Лицо пастора стало белым, как стена, а на скулах выступили багровые пятна.

— Не забывайте, что и я принадлежу к числу этих гадких, грязных людей, — тихо, но твердо произнес он, а вернее, выдавил из себя сквозь зубы.

Хорват на какое-то мгновение будто оцепенел, но, быстро оправившись от смущения, заговорил еще громче:

— А ты не забудь, что теперь принадлежишь к нам, к нашей семье. И даже если бы я был виновен в смерти этой девочки, если бы я убил ее… — Он с силой ударил себя в грудь и продолжал: — То и тогда тебе следовало бы защищать меня!

— Папа, ради бога! Что ты говоришь? — заговорила дочь. — И не кричи так громко! Люди услышат!

— Ну и пусть, пусть слушают! Кто услышит? Разве мы не одни? — И он вперил в пастора горящий негодованием взгляд.

В этот момент дверь в комнату отворилась и появившийся на пороге поденщик доложил:

— Лошади запряжены.

Хорват мгновенно успокоился и посмотрел вокруг так, будто только что очнулся от тяжелого сна. Быстро поцеловав дочь в лоб, он пожал пастору руку и вышел из комнаты.

Иштван был бледен как полотно.

— Не обращай на него внимания, Пишта, — умоляющим тоном произнесла Эва. — Папа очень вспыльчивый человек. Я это знаю… — Заметив, что жесткие складки, залегшие возле рта пастора, никак не расходятся, она продолжала: — На него не надо сердиться. Он очень чувствительный человек. Его любая мелочь может вывести из себя. А сейчас у него и без того полно забот. Торговые дела его сейчас идут плохо, поэтому он такой нервный. Да и этот случай очень его расстроил… Утром он вернется домой…

— Теперь уже поздно… — тихо и как-то безразлично сказал Иштван.

— Пишта, так нельзя!.. Право, нельзя! — Эва обняла его за шею и поцеловала. Она гладила его по щекам и уговаривала: — Пишта!.. Дорогой мой Пишта!.. Нельзя так!.. Пойми, нельзя!..


Как только пастор ушел от Бакошей, к ним с совком для мусора заявилась Кардошне:

— Юлиш, угольки горячие есть у вас?

— Уже нет, тетушка Мари.

— А я слышала, вы хлебы печете…

— Печь утром будем, сейчас только заквасили.

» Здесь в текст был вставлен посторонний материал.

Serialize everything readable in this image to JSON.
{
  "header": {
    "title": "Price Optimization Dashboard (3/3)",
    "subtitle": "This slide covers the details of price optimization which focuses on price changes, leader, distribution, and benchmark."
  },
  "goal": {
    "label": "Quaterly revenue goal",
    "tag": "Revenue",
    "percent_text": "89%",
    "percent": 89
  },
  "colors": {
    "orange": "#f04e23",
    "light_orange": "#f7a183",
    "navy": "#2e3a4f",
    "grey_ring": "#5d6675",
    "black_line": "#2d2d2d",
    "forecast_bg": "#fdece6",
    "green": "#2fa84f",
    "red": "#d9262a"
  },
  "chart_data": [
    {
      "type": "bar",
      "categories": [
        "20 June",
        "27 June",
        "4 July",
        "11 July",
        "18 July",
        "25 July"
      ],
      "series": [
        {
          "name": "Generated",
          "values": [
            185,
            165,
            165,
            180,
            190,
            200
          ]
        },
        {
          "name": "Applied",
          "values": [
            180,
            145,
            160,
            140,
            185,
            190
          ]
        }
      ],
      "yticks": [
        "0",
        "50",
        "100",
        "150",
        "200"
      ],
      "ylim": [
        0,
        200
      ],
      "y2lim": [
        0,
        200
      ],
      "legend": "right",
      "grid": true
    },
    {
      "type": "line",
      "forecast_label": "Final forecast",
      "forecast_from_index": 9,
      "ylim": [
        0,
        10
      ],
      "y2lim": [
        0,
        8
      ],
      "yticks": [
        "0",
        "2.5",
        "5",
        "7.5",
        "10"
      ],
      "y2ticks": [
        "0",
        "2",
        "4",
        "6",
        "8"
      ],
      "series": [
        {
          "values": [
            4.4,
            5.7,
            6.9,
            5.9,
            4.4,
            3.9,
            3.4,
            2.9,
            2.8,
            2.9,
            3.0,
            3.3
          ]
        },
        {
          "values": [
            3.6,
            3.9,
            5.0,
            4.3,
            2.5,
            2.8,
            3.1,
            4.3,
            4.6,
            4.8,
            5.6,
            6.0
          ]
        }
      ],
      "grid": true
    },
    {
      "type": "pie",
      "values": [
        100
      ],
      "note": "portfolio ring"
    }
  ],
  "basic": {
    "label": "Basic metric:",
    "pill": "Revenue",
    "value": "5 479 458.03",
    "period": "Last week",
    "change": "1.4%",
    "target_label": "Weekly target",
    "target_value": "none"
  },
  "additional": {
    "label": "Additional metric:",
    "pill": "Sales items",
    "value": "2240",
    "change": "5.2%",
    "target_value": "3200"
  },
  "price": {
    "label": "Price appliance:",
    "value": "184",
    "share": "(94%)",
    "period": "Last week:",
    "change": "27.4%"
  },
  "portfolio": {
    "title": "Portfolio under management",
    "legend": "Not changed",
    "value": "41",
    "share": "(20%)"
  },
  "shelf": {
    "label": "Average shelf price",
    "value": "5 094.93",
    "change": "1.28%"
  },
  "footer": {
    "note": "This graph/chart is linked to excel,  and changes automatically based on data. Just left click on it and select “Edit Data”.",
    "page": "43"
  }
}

— Я уж всех соседей обегала, но ни у кого углей нет, а мне ужин готовить нужно.

— Мы можем дать вам одну спичку. У нас, кажется, еще останется на вечер.

— Если можете, дайте, ради Христа. Я вам как-нибудь отдам.

— Хорошо, тетушка Мари.

— Я никогда ни у кого в долгу не была.

— Я знаю.

— Я видела, к вам заходил господин пастор, — почти шепотом произнесла она. — Что ему от вас понадобилось?

Юлиш объяснила все по порядку.

— Ну и дела! — покачала головой любопытная старуха и, поблагодарив еще раз хозяйку за спичку, ушла…

— Ты только послушай, как дело-то обернулось, — начала рассказывать старуха дочери, вернувшись домой, — к Бакошам уже и господин пастор приходил. Интересовался историей с Розикой.

— Он, конечно, испугался, что и его впутают в эту историю?

Спустя несколько минут они рассказали об этом своим квартирантам, а те — еще кому-то. И пошел по Сапожной слободке новый слух, обрастая с каждым часом все новыми и новыми деталями.


Под вечер Шандор пошел к Фаркашам. Вместе с ними он нанялся ломать кукурузу на ченгеледском поле.

Старик Фаркаш, как главный подрядчик, утром сходил на участок, чтобы лично убедиться, когда именно нужно ломать кукурузу. В этом году из-за плохой погоды кукурузу посадили на две недели позже, а прохладное дождливое лето также притормозило ее рост, так что уборка урожая отодвинулась на более поздний срок. Слава богу, урожай обещал быть хорошим: вот уж сколько лет не было такой хорошей осени!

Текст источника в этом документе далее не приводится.